Öte yandan, İslam’ın gelişinden evvel, farklı toplumlara farklı peygamberler yoluyla ayetler, kitaplar ve öğütler yine o toplumun diliyle iletilmiştir:

“İstisnasız her peygamberi kendi kavminin diliyle gönderdik ki onlara açık açık anlatsın; bundan sonra Allah dilediğini sapkınlık içerisinde bırakır, dilediğini de doğru yola iletir. O, güçlüdür, hikmet sahibidir.” (İbrahim Suresi: 4)

Ayetten de anlaşılacağı üzere Allah her topluma o toplumun dili ile seslenir. Dolayısıyla salt Arapça’yı kutsallaştırmak, bizzat Allah’ın buyruklarını değersizleştirmek anlamına gelir.
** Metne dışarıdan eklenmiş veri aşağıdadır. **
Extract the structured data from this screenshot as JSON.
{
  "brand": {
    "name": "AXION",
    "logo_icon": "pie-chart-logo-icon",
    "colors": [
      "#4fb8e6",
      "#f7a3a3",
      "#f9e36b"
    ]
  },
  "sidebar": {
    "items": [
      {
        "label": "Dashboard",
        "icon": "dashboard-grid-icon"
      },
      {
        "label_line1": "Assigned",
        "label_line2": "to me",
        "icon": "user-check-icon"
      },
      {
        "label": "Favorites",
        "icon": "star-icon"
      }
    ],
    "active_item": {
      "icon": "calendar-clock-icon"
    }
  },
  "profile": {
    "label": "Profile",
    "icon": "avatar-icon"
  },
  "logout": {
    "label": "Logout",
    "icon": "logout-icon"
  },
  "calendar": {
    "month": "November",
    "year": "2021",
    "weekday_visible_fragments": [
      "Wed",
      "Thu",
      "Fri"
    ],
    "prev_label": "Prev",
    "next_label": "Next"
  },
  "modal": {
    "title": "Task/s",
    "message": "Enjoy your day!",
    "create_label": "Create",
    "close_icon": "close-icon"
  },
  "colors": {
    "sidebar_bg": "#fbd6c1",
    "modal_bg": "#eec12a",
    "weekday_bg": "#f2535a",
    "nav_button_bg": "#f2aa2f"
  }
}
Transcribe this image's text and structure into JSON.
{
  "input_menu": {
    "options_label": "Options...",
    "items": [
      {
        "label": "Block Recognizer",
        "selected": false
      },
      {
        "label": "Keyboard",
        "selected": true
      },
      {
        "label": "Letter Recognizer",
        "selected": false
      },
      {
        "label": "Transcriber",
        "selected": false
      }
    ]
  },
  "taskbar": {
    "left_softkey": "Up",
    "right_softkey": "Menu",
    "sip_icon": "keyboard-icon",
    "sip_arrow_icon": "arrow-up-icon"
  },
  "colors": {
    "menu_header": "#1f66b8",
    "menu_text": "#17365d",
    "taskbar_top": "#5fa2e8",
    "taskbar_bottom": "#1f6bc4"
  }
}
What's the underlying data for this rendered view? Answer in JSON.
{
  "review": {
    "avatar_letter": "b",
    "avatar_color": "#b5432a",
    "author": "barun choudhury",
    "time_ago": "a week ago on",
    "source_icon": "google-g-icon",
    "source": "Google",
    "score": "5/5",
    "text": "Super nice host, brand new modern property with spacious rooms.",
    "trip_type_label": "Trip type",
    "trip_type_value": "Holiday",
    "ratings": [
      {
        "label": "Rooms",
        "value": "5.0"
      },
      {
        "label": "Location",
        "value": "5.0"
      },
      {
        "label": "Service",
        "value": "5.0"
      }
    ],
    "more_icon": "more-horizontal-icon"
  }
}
- Allah doğru yoldan uzaklaşan topluluklara elçileri yoluyla seslenmiştir.

“Ümmîlere kendi içlerinden, onlara âyetlerini okuyacak, onları arındıracak, onlara kitabı ve hikmeti öğretecek bir elçi gönderen O’dur. Oysa onlar daha önce apaçık bir sapkınlık içindeydiler.” (Cuma Suresi: 2)

Şu halde son peygamberin Arap milletine gönderilmiş olması, o toplumun kutsallığından değil bilakis o dönemin sapkın toplumlarından biri durumunda bulunmuş olmasındandır.

“Hep birlikte Allah’ın ipine sımsıkı yapışın; bölünüp parçalanmayın. Allah’ın size olan nimetini hatırlayın. Hani siz birbirinize düşman idiniz de Allah gönüllerinizi birleştirdi ve O’nun nimeti sayesinde kardeş oldunuz. Siz bir ateş çukurunun tam kenarında iken oradan da sizi Allah kurtarmıştı. İşte Allah size âyetlerini böyle açıklıyor ki doğru yolu bulasınız.” (Âl-i İmrân Suresi: 103)

- Kur’an’da onlarca ayette vurgulanan unsurlardan biri, kutsal kitapların insanlara düşünmeleri ve anlamaları için iletilen uyarılarla dolu olduğudur.

“Bu (Kur’an), insanlar için bir açıklama, Allah’a karşı gelmekten sakınanlar için bir hidayet ve bir öğüttür.” (Âl-i İmrân Suresi: 138)

“Ardından o peygamberlerin yolu üzere, kendinden önce gelmiş olan Tevrat’ı tasdik edici olarak Meryem oğlu Îsâ’yı gönderdik. Ona da içinde hidayet ve nur bulunan, kendinden önce gelmiş olan Tevrat’ı tasdik edici, takvâ sahipleri için bir yol gösterici ve bir öğüt olarak İncil’i verdik.” (Maide Suresi: 46)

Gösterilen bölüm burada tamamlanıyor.